The former Godfather’s Pizza chief executive is woefully unprepared for a run for the White House, let alone a victory that puts him in the White House. As Time’s Swampland reported on Monday, Cain has little to no presence in key states, including New Hampshire and South Carolina. The same goes for Iowa, according to a report from Slate last week. And yet, despite all his policy gaffes and head-scratching antics from his campaign, Cain rides a wave of growing support.

The just-released New York Times/CBS News poll gives Cain (25 percent) a four-point edge over Mitt Romney (21 percent). But it’s a statistical tie since the margin of error is plus or minus three percentage points. In Iowa, Cain (37 percent) leads Romney (27 percent). In New Hampshire, Romney’s home-field advantage as the former governor of Massachusetts who also owns a home in the Granite State comes into play. He leads Cain by 22 points. But in South Carolina, Cain is riding high.

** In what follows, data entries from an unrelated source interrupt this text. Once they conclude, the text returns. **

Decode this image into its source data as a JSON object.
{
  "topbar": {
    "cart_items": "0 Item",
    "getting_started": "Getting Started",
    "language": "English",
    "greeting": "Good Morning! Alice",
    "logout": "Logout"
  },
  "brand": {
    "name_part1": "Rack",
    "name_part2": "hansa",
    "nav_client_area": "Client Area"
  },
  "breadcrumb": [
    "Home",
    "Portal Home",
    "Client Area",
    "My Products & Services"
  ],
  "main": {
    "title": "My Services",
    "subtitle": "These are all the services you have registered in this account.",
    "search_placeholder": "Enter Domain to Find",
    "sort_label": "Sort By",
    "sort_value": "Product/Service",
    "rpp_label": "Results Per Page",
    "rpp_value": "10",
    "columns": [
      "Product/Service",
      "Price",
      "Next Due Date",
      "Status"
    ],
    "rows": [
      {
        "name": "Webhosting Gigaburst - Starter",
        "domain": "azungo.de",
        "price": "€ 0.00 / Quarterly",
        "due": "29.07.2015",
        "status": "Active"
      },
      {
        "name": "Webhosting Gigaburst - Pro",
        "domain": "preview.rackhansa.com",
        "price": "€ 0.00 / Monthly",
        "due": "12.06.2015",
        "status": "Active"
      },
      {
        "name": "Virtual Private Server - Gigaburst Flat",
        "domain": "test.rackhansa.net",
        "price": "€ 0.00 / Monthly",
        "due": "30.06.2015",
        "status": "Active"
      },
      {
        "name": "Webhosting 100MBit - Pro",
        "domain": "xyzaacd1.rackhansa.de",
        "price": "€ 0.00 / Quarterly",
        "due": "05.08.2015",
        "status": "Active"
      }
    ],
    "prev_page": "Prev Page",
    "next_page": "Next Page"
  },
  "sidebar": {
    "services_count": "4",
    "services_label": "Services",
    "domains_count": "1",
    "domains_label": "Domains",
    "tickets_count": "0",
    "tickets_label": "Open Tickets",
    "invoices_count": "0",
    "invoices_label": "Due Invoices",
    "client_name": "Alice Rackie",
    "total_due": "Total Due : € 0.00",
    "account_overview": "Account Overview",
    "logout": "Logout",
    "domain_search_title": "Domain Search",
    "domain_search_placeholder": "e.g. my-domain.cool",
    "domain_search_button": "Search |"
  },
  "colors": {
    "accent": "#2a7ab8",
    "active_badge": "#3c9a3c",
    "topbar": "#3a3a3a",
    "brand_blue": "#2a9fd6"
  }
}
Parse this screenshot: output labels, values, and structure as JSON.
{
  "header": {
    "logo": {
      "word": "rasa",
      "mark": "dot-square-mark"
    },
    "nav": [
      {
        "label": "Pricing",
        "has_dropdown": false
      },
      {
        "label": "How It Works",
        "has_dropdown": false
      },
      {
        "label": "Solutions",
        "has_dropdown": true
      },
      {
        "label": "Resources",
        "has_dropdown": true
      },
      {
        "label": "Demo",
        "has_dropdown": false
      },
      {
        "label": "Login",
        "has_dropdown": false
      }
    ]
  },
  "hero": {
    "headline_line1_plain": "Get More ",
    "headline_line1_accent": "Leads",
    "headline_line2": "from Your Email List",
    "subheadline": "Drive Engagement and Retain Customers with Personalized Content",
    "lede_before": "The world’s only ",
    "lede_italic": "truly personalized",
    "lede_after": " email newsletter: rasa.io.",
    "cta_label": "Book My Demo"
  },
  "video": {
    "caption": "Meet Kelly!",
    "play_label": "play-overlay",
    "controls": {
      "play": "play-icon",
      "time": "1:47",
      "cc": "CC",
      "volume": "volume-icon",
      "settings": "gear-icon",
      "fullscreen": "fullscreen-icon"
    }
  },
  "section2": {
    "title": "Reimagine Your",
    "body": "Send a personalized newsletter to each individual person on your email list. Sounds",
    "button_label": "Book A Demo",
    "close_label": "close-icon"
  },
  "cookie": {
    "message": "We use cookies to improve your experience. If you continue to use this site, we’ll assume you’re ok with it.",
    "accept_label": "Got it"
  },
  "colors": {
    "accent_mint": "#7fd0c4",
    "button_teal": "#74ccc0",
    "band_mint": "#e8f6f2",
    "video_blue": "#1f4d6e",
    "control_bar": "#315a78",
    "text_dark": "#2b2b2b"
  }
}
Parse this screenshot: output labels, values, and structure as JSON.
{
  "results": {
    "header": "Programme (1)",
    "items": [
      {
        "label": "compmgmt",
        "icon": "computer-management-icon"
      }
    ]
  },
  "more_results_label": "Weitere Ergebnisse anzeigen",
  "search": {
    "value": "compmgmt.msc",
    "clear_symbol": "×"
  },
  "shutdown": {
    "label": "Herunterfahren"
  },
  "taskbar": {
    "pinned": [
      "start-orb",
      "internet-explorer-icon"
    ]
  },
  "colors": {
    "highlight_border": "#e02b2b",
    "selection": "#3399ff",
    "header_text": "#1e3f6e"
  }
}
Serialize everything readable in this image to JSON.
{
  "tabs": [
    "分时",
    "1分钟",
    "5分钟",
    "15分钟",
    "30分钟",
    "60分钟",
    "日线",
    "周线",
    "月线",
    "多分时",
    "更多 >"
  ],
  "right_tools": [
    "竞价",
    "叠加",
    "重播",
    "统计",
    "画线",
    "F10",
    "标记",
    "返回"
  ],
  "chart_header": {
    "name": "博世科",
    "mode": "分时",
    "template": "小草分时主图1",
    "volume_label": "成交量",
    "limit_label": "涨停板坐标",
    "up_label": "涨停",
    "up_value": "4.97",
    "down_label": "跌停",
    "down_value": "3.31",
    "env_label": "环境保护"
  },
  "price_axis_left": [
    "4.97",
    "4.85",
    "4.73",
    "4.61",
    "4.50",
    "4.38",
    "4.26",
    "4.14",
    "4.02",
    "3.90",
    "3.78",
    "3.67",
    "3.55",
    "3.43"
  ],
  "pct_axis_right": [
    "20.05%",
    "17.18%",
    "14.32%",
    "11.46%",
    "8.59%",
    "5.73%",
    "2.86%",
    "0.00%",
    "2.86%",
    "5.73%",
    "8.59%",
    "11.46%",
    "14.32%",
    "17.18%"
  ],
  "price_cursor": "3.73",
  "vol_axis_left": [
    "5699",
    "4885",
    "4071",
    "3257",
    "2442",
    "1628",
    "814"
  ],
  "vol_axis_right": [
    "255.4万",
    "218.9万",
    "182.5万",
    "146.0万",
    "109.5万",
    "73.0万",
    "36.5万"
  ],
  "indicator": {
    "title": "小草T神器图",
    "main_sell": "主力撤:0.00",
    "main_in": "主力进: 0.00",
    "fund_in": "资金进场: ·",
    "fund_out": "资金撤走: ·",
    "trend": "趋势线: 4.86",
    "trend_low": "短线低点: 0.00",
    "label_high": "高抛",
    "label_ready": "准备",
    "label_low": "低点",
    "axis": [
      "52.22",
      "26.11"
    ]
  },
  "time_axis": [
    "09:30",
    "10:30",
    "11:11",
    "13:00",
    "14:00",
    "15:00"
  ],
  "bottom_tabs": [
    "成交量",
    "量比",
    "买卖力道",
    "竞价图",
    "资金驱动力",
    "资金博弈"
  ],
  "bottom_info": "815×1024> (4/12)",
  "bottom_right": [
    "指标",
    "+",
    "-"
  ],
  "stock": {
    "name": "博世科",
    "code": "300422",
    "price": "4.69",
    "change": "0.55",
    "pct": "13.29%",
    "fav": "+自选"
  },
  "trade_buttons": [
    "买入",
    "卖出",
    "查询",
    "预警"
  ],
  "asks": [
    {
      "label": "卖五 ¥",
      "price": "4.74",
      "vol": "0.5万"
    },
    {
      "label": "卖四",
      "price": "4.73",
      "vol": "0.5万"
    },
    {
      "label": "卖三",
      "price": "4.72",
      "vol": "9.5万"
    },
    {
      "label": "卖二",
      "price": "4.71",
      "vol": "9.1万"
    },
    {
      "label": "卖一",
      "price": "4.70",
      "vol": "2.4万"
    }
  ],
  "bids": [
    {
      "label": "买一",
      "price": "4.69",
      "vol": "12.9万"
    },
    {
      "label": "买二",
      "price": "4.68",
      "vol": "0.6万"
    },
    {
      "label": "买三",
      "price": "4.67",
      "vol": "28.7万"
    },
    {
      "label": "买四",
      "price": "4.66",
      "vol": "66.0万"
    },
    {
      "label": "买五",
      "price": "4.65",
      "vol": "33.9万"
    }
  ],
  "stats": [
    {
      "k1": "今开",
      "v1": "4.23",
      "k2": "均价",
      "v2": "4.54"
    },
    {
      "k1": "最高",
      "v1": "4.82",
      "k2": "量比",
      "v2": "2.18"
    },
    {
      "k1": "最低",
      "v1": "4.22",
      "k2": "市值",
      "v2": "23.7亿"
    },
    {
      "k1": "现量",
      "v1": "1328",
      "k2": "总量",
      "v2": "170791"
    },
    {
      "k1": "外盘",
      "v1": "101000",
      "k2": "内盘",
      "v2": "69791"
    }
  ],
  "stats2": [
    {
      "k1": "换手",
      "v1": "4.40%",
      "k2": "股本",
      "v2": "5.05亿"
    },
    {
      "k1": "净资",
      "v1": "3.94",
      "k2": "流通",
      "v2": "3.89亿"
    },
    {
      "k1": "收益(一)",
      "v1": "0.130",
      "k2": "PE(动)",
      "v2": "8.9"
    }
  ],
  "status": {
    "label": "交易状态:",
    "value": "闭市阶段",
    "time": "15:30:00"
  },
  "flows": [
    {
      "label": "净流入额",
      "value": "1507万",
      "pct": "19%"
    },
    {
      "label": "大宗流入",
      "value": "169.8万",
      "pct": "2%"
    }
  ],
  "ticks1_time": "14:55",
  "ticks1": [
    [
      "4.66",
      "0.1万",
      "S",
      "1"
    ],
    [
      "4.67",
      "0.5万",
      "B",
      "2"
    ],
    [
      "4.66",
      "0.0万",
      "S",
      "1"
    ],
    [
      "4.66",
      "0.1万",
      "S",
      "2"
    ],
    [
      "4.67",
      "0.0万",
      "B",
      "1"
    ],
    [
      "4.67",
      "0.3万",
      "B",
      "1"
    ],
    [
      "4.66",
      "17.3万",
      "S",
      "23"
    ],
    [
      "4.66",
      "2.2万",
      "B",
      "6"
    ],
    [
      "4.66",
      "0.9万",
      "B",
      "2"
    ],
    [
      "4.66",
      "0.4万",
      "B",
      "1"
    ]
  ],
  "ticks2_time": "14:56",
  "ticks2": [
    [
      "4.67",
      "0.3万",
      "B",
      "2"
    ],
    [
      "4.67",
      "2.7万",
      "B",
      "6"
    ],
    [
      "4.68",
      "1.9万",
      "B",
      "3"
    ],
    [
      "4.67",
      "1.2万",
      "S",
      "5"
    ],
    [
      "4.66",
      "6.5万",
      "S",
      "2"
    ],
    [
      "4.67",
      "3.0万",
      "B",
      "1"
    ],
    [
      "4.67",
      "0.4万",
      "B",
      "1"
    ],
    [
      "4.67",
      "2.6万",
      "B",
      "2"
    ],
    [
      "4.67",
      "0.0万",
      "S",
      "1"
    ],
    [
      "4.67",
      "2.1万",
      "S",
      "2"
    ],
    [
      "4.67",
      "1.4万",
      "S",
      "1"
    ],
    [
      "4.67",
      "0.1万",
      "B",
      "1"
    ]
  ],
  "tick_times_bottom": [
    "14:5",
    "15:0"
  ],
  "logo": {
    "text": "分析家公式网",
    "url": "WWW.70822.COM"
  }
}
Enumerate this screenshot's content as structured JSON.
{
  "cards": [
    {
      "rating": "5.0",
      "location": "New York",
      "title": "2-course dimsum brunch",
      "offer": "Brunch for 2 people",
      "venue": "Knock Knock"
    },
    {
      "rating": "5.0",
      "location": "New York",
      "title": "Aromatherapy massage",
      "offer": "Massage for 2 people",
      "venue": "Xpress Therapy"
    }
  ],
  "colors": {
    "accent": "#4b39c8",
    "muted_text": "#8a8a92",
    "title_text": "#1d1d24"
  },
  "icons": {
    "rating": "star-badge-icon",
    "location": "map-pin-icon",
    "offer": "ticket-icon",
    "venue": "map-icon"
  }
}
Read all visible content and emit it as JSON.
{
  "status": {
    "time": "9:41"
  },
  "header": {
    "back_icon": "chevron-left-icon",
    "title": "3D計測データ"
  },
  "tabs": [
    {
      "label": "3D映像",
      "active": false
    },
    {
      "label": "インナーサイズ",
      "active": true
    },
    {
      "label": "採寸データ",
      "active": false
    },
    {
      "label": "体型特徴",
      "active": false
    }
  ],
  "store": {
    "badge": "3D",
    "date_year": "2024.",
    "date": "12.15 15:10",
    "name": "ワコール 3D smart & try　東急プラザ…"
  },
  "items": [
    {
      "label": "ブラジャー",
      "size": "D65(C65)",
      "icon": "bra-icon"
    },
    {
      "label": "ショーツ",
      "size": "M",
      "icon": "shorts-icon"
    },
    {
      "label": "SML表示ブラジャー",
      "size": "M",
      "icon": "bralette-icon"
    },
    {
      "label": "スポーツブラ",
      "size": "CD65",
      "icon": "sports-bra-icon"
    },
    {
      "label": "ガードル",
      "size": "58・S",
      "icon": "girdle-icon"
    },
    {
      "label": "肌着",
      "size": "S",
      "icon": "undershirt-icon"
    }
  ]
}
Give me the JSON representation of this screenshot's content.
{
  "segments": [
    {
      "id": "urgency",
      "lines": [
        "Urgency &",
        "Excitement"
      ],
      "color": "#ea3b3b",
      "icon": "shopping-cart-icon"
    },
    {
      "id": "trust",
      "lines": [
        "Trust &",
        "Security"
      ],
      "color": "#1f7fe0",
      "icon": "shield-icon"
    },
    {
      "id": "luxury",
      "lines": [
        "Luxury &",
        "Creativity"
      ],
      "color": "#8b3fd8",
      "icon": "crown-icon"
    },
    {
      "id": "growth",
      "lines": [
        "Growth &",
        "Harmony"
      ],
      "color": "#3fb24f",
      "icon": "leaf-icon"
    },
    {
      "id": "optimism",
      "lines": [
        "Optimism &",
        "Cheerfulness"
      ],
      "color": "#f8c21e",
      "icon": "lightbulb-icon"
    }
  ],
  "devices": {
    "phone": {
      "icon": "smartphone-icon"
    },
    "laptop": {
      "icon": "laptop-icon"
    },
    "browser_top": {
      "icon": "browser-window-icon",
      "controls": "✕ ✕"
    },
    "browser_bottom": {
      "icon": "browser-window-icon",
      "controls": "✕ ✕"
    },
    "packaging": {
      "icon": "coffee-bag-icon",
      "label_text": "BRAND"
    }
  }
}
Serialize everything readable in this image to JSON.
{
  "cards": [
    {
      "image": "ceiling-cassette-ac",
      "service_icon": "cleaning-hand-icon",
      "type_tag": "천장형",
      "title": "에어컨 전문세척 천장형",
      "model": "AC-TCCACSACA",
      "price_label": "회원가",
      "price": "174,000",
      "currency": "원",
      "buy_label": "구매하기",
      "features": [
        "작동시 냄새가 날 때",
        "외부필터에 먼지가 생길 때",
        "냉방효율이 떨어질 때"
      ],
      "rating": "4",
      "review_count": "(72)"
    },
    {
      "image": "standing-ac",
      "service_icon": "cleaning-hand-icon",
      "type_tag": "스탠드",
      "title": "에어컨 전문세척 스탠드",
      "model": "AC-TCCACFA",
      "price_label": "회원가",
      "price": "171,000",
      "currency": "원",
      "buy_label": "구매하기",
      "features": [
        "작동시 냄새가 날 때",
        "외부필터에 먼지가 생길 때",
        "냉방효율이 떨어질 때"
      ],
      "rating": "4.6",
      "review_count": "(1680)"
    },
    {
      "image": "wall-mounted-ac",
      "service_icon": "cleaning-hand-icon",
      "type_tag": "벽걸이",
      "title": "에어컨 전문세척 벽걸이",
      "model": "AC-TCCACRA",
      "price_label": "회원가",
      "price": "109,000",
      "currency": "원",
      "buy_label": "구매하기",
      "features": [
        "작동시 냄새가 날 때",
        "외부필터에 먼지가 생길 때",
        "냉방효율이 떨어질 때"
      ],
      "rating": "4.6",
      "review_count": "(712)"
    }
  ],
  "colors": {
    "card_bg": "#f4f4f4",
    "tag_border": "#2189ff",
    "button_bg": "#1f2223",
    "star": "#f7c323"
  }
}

South Carolina is where Perry’s birther play and Cain’s rise spell trouble for the Republican Party. A poll of Republican primary voters by the State newspaper showed that one in three believe that Obama is a Muslim and 36 percent believe the president was born in another country. To get their votes, win the primary and possibly save their campaigns, who knows how much lower Cain, Perry and anyone else barely hanging on will go. But there is one ray of hope for the GOP. The NYT/CBS News poll shows that 80 percent of those surveyed who expressed support for a specific candidate say it is “still too early to say for sure” that they’ll vote for that person. Where they decide to put their support ultimately will determine whether the Republican Party's nose dive into political oblivion will be averted.